Jasper Rees

In from the cold | 1 March 2018

Plus: a deftly crafted portrait of a melancholy skating pioneer

issue 03 March 2018

Films about the Winter Olympics don’t grow on conifers. Twenty-five years ago there was Cool Runnings about the Jamaican bobsleigh team. It took many years for Eddie the Eagle to reach the screen. Both were cockle-warming comedies about implausible Olympians who embody the ideal that participation is all. Only last week Elise Christie, the British speed skater who kept tumbling in Pyeongchang (and Sochi), hoped that ‘Reese Witherspoon’ would play her in the movie. In the mean time, the latest Olympiad has flushed out two more biopics on ice.

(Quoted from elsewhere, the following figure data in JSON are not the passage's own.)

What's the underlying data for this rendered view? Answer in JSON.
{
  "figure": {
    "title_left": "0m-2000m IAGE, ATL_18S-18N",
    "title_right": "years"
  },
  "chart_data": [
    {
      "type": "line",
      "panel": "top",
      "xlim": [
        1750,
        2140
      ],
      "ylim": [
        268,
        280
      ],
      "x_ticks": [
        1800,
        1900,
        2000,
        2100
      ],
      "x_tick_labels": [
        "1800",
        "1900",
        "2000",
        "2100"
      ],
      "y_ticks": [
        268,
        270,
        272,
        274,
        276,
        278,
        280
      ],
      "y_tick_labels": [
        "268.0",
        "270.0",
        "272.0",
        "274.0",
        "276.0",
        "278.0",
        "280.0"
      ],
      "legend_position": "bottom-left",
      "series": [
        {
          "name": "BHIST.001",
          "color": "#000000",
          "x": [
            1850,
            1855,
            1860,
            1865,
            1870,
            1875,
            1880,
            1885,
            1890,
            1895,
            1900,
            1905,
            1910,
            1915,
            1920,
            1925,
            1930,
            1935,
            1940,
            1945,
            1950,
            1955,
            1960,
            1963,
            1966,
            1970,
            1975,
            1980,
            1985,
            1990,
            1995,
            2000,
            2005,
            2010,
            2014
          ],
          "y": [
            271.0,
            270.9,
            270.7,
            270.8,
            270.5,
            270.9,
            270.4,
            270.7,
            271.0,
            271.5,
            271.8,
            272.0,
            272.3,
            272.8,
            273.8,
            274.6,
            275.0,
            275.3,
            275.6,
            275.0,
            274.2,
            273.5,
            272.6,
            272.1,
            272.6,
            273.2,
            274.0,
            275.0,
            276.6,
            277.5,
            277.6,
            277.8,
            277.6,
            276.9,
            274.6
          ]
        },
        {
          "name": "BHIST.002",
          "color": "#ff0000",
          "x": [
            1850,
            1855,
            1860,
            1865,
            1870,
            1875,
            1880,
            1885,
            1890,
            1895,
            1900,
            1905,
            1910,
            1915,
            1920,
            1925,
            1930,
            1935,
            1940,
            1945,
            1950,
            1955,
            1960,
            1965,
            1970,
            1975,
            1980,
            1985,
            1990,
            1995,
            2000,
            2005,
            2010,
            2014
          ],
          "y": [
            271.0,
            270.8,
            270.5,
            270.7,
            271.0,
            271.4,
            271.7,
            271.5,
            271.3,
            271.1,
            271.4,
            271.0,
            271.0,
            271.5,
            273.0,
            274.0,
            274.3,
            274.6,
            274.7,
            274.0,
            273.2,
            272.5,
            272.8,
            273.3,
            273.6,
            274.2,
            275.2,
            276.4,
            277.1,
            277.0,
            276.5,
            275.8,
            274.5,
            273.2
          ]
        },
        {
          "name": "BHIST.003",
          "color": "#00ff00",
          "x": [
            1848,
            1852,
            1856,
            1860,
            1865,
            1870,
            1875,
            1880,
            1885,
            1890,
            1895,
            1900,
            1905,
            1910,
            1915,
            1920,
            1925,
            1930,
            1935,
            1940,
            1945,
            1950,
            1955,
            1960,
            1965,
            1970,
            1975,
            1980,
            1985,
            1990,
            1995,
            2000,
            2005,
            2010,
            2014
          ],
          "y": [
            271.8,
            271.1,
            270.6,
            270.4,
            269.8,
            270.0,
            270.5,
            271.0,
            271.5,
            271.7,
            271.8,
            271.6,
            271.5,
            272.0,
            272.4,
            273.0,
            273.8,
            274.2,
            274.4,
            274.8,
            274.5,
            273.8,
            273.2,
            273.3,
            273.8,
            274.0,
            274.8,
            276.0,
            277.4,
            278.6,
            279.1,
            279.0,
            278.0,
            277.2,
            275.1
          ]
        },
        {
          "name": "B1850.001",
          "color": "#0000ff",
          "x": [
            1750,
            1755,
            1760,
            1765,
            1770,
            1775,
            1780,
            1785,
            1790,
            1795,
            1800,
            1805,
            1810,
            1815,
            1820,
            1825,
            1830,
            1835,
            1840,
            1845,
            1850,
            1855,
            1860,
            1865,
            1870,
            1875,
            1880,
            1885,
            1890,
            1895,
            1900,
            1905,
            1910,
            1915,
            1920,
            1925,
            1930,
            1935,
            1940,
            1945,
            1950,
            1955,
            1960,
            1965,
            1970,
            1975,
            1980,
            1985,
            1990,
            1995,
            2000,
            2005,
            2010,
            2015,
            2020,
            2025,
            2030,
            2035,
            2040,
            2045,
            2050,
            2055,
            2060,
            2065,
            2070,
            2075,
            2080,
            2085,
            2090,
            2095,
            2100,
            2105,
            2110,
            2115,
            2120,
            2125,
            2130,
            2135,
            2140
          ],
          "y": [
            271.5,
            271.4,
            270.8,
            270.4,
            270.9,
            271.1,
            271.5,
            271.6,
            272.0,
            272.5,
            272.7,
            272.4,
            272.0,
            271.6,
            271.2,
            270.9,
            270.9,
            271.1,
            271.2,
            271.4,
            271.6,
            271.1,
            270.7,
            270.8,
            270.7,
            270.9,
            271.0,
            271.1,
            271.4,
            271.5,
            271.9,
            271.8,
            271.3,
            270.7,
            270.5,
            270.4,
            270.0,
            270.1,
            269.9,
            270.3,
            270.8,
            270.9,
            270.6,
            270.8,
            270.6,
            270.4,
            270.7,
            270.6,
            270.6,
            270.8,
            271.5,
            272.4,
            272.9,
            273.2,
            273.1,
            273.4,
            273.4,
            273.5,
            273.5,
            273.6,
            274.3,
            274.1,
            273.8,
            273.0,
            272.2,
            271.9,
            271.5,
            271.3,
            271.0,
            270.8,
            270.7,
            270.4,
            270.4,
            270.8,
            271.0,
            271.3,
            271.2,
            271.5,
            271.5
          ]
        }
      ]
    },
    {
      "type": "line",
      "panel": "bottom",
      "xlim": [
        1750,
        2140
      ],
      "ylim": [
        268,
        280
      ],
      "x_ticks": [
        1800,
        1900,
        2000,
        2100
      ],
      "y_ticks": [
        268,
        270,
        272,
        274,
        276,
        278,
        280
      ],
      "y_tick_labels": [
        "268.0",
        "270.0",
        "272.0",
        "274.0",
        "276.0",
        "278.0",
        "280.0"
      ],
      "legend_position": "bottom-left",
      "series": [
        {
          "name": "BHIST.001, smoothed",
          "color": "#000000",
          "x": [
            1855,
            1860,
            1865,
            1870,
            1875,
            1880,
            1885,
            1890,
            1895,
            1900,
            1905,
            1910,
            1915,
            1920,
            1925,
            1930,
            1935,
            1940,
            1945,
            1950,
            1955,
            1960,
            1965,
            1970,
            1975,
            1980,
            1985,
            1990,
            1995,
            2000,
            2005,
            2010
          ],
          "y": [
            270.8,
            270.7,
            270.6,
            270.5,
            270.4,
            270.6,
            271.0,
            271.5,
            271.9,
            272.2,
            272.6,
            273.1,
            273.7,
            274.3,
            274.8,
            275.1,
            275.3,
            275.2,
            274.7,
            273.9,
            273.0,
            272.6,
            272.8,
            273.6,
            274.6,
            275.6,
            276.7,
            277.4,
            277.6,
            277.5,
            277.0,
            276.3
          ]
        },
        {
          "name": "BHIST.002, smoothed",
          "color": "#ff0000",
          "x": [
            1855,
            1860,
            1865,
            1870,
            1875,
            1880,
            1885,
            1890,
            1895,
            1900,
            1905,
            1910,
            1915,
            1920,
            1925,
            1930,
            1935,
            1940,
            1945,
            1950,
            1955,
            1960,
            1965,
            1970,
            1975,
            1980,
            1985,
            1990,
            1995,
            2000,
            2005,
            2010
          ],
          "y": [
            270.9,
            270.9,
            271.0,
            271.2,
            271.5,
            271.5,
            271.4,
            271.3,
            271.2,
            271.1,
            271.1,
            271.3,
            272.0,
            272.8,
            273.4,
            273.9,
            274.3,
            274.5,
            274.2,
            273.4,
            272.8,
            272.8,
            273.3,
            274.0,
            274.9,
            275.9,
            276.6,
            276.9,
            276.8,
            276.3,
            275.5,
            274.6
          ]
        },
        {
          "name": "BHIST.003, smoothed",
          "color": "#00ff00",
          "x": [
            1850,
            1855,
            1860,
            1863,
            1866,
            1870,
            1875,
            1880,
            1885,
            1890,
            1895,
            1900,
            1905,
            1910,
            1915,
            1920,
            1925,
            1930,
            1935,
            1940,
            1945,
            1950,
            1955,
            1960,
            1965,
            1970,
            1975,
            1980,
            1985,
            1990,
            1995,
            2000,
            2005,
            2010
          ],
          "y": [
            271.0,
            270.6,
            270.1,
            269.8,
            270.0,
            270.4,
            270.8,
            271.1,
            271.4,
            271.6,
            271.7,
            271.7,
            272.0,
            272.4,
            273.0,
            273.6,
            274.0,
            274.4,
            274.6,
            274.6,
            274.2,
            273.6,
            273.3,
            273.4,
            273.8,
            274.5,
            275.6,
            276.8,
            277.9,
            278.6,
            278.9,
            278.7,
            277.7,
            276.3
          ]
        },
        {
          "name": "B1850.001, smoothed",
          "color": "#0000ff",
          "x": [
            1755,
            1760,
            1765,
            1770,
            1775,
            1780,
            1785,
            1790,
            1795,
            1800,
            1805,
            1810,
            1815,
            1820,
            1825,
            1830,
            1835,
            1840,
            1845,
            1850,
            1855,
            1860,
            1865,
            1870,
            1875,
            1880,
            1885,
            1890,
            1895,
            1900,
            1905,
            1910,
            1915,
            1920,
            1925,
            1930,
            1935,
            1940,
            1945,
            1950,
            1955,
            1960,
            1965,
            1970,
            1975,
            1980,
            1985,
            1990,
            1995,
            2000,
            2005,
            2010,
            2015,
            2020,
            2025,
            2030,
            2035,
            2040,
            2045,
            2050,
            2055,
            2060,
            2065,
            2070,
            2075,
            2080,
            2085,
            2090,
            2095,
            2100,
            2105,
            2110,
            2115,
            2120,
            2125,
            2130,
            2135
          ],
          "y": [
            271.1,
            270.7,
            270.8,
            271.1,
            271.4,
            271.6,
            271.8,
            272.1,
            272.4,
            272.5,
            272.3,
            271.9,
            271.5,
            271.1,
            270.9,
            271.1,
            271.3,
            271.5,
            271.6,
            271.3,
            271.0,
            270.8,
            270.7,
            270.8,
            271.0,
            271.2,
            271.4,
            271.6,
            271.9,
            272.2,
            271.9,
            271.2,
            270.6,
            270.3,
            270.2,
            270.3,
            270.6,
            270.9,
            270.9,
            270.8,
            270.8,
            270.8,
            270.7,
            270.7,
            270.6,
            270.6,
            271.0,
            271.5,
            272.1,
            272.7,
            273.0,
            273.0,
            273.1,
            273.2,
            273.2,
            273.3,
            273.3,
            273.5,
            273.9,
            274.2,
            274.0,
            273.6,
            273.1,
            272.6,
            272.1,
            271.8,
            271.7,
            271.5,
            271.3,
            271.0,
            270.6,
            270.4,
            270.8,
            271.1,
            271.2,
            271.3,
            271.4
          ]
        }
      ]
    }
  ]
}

I, Tonya tells of Tonya Harding’s catastrophic career. Like Monica Lewinsky, Harding is a public figure whose epitaph, thanks to a single headline, has already been carved. She may have been bullied by her termagant mother LaVona and battered by her husband Jeff, but she will always be remembered for an attack on the knee of her peachy rival Nancy Kerrigan weeks before the ’94 Games in Lillehammer. I, Tonya is Harding’s belated absolution and it holds up a sprightly middle digit to her future obituarists.

There is finally no knowing how much Harding knew about the Kerrigan attack, and so Steven Rogers’s script wisely hands the story over to a squabbling bunch of unreliable narrators who each say their piece direct to camera. They make for quite a menagerie of grotesques. LaVona (Allison Janney) has tubes feeding both nostrils and a pecking parakeet on her shoulder. Jeff the slap-happy husband (Sebastian Stan) wears the shifty air of the guilty-as-charged. Harding’s self-described bodyguard Shawn (Paul Walter Hauser) has the look and IQ of a dunkin’ doughnut.

There’s never any doubt whose side you’re meant to be on. Margot Robbie plays Harding as a feisty survivor whose triumph was to triple-Axel her way out of the trailerpark.